Seasonal and Time-Sensitive Categories
Some categories are only useful during a specific window of the year. Commencement peaks in May and December. Construction shifts with capital projects. Move-in resources matter most in August. Homecoming and major events come and go. When these categories stay visible year-round, they clutter the sidebar without serving users.
- Use the CMS's scheduled visibility to set start and end dates for time-sensitive categories, or manually toggle visibility around peak windows
- Hide rather than delete. Seasonal categories retain their locations and detail between peak windows, so you do not have to rebuild them each year
- Common candidates: Commencement, Move-In, Homecoming, Admissions Events, and some Construction entries
Quick rule: Time-sensitive categories should be visible when useful and hidden when noise.
Honorable Mentions
These categories are common on customer maps and worth considering depending on campus size, audience, and institutional priorities. Several are best used as subcategories under a top-level parent rather than standalone.
Buildings and academic
- Academic: Use only when splitting from Administrative. Otherwise, use the combined Academic & Administrative category above.
- Administrative: Administrative buildings and offices when separated from Academic.
- Buildings: Generic building category. Consider a more descriptive name (Academic, Administrative, Residence Halls) to help users parse the sidebar faster.
- Libraries: Main library and branch libraries; often warrants its own category on academic and research-focused maps.
Parking subcategories
- Faculty/Staff Parking: Subcategory under Parking. One of the most common parking subcategories across customer maps.
- Student Parking: Subcategory under Parking. Pair with location detail for permit colors or zones rather than creating additional categories.
Transportation
- Transportation: Top-level category on maps where transit and mobility are a featured user need. Natural parent for shuttle stops, bus stops, and bike infrastructure.
- Bus Stops and Shuttle Stops: Subcategories under Transportation.
- Bike Racks: Subcategory under Transportation; useful on sustainability-focused campuses.
- EV Charging Stations: Best as a subcategory under Parking or Transportation, unless sustainability is a featured priority.
Health and safety subcategories
- AEDs: Subcategory under Health & Safety.
- Emergency Phones: Subcategory under Health & Safety.
Accessibility subcategories
- Elevators: Subcategory under Accessibility rather than standalone.
- Accessible Entrances: Subcategory under Accessibility.
- Lactation Rooms: Subcategory under Accessibility; a high-impact, low-effort inclusion.
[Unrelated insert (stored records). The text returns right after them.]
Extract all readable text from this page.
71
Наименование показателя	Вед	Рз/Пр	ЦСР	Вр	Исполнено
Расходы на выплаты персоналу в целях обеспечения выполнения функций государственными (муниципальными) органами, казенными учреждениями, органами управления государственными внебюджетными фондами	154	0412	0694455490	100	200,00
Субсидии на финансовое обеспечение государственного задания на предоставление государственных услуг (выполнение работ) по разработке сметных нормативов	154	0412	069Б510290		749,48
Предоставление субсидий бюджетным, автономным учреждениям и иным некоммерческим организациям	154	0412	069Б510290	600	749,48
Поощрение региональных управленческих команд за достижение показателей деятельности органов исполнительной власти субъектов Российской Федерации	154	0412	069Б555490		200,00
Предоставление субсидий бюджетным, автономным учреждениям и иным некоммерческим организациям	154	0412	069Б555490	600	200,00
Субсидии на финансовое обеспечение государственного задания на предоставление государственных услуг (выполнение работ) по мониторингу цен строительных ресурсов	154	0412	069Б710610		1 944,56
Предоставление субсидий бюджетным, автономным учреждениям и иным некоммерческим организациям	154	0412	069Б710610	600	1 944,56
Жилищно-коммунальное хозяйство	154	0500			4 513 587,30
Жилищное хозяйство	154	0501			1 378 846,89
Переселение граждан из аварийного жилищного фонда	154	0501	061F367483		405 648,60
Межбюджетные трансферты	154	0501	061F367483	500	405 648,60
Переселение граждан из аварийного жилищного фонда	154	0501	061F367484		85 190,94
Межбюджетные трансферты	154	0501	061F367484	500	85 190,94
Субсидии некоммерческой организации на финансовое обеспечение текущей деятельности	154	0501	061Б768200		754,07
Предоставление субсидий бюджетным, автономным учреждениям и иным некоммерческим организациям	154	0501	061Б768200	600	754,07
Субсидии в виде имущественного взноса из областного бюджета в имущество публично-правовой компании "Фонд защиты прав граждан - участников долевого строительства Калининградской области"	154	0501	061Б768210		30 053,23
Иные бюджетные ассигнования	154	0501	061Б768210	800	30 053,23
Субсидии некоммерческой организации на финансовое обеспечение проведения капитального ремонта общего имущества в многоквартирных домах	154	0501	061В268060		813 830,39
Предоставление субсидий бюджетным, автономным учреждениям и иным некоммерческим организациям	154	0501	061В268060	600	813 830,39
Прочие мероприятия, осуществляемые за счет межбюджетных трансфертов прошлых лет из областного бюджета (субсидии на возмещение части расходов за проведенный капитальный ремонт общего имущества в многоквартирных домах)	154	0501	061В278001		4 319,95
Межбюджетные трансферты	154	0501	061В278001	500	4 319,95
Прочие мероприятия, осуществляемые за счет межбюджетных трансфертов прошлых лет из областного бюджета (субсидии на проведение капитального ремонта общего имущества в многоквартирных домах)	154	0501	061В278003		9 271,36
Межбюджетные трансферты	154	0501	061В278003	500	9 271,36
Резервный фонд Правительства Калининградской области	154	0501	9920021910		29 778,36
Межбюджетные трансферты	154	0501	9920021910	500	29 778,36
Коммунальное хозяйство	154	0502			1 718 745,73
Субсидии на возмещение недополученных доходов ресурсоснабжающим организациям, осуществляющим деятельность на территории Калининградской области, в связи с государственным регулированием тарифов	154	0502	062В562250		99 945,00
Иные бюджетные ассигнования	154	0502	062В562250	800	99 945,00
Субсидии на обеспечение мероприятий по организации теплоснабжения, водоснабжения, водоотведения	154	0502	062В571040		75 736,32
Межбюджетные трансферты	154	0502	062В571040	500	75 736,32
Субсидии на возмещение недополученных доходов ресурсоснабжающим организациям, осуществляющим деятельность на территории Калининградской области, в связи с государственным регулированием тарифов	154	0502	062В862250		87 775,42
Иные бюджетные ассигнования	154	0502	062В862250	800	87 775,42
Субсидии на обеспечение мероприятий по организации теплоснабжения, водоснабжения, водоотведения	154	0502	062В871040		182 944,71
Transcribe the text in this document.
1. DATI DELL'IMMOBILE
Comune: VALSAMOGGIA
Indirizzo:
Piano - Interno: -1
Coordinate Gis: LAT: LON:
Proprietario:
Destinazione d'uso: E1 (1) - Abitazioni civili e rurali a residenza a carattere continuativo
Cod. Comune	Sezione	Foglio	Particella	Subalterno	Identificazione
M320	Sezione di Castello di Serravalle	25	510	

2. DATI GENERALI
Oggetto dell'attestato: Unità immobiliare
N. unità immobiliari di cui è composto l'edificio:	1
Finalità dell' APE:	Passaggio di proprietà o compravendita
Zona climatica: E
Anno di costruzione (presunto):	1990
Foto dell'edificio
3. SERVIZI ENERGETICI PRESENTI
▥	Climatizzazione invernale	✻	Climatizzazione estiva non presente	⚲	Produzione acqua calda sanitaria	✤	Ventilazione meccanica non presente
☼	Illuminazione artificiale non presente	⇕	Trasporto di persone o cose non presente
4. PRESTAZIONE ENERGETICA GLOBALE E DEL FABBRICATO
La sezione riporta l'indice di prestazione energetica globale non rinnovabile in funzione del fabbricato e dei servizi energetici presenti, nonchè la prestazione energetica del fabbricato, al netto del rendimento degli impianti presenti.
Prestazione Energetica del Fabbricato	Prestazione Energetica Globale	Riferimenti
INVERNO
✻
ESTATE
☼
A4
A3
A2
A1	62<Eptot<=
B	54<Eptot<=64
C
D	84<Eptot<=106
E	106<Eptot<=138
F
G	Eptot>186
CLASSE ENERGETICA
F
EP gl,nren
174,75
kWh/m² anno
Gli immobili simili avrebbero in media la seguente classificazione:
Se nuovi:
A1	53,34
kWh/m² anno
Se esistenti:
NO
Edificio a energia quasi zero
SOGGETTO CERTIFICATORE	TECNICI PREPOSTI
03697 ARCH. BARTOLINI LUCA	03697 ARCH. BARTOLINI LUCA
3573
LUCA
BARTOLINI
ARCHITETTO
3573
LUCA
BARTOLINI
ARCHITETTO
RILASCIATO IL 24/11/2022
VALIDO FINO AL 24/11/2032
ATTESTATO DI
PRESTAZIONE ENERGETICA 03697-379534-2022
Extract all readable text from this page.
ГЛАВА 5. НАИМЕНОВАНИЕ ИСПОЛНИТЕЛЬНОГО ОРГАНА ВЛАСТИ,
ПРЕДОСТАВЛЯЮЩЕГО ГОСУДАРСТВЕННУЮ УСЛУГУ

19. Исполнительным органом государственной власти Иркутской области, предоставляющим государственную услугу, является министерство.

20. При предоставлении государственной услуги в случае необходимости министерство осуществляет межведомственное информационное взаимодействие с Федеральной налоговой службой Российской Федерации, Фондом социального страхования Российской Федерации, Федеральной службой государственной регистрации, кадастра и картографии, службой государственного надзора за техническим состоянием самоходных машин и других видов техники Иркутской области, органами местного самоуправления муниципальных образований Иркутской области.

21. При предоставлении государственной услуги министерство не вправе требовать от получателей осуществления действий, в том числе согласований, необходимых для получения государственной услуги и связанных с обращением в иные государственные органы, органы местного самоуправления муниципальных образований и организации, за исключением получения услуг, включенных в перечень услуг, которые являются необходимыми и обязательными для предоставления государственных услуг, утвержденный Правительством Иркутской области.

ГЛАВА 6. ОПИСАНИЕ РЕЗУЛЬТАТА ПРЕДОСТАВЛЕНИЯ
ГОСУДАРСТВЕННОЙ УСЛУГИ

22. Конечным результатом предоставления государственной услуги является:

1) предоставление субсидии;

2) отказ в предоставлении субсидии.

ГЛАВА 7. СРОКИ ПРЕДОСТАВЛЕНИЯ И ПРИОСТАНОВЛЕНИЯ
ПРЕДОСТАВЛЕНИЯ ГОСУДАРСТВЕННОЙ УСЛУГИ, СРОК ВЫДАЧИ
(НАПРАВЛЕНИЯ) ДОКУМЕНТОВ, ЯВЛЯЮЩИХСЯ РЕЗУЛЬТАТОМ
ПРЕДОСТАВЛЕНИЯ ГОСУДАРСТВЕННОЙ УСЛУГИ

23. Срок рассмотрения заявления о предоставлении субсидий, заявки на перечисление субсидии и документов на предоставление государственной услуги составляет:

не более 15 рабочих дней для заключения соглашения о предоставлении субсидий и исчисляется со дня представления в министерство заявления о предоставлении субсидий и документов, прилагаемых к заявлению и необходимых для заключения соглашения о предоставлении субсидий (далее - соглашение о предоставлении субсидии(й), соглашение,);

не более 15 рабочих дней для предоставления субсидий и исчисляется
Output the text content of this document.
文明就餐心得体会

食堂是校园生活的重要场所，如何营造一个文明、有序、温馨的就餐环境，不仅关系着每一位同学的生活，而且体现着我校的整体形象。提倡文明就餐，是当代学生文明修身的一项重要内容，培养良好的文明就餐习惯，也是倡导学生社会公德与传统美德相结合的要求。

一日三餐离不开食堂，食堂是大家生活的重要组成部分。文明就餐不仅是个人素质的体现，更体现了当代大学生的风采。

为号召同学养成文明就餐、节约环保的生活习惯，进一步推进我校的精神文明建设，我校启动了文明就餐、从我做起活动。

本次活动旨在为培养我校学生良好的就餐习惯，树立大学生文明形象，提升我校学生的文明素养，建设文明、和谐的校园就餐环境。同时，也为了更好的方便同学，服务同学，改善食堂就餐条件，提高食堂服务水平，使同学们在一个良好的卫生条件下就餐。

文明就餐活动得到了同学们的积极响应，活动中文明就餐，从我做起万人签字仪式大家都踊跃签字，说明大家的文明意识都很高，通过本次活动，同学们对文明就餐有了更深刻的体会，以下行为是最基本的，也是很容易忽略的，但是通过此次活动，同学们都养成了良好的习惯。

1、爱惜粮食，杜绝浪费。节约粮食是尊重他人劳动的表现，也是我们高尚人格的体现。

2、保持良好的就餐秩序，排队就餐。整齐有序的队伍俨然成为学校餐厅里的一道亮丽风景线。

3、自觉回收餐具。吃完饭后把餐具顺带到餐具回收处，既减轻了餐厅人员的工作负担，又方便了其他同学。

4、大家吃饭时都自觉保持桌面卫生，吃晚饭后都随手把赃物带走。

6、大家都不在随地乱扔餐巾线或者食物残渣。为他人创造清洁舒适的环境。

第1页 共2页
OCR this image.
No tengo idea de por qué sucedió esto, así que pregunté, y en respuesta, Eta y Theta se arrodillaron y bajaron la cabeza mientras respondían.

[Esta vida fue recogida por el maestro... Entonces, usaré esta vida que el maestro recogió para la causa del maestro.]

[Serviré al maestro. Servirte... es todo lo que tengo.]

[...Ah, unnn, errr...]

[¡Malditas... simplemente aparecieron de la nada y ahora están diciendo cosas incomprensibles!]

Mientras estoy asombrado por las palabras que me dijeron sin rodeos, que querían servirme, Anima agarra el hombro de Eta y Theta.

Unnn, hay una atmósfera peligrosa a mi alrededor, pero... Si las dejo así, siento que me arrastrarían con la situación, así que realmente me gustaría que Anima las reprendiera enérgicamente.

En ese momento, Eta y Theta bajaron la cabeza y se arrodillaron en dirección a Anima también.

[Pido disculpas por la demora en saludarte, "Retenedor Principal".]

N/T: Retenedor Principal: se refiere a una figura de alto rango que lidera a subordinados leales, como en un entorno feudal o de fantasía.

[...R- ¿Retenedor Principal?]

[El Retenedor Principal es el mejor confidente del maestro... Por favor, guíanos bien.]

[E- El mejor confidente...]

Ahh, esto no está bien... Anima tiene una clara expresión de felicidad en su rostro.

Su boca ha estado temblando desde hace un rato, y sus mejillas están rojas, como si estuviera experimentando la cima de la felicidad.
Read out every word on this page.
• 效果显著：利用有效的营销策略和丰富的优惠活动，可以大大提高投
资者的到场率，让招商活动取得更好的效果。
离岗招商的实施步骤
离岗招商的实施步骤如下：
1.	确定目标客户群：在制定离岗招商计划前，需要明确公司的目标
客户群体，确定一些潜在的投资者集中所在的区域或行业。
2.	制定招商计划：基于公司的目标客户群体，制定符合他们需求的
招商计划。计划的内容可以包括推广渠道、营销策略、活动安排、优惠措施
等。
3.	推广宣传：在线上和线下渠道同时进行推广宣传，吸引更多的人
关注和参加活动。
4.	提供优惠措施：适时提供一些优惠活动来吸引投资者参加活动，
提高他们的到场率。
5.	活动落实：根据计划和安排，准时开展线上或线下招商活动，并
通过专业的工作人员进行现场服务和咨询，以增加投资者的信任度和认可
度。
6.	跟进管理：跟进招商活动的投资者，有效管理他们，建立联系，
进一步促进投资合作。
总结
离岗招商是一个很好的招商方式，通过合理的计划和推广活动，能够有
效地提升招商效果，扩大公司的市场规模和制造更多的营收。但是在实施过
- All Gender Restrooms: Subcategory under Accessibility or Restrooms.
Seasonal and event-based
- Commencement: Enable during graduation season; disable or hide during the rest of the year. See "Seasonal and Time-Sensitive Categories" in Best Practices.
Other common categories
- Restrooms: General restroom locations.
- Art & Performance Venues: Galleries, theaters, concert halls, and museums.
- Sustainability: Sustainability initiatives, gardens, and recycling points.
- ATMs: Cash access locations across campus.
Tips for Success
- Start with real demand. Admissions, parking services, facilities, and student life are strong sources of categories your users already ask about.
- Split parking by audience, not by lot. Use visitor, student, faculty/staff, and accessible as subcategories. Surface lot-level specifics through location detail or search.
- Audit once per academic year. Remove or archive any category with fewer than three locations, or that your users do not filter on based on analytics.
- Test labels with real users. If a new student or visitor hesitates over a category name, the label needs refinement.
- Republish after category changes. Updates appear on the live map only after republishing.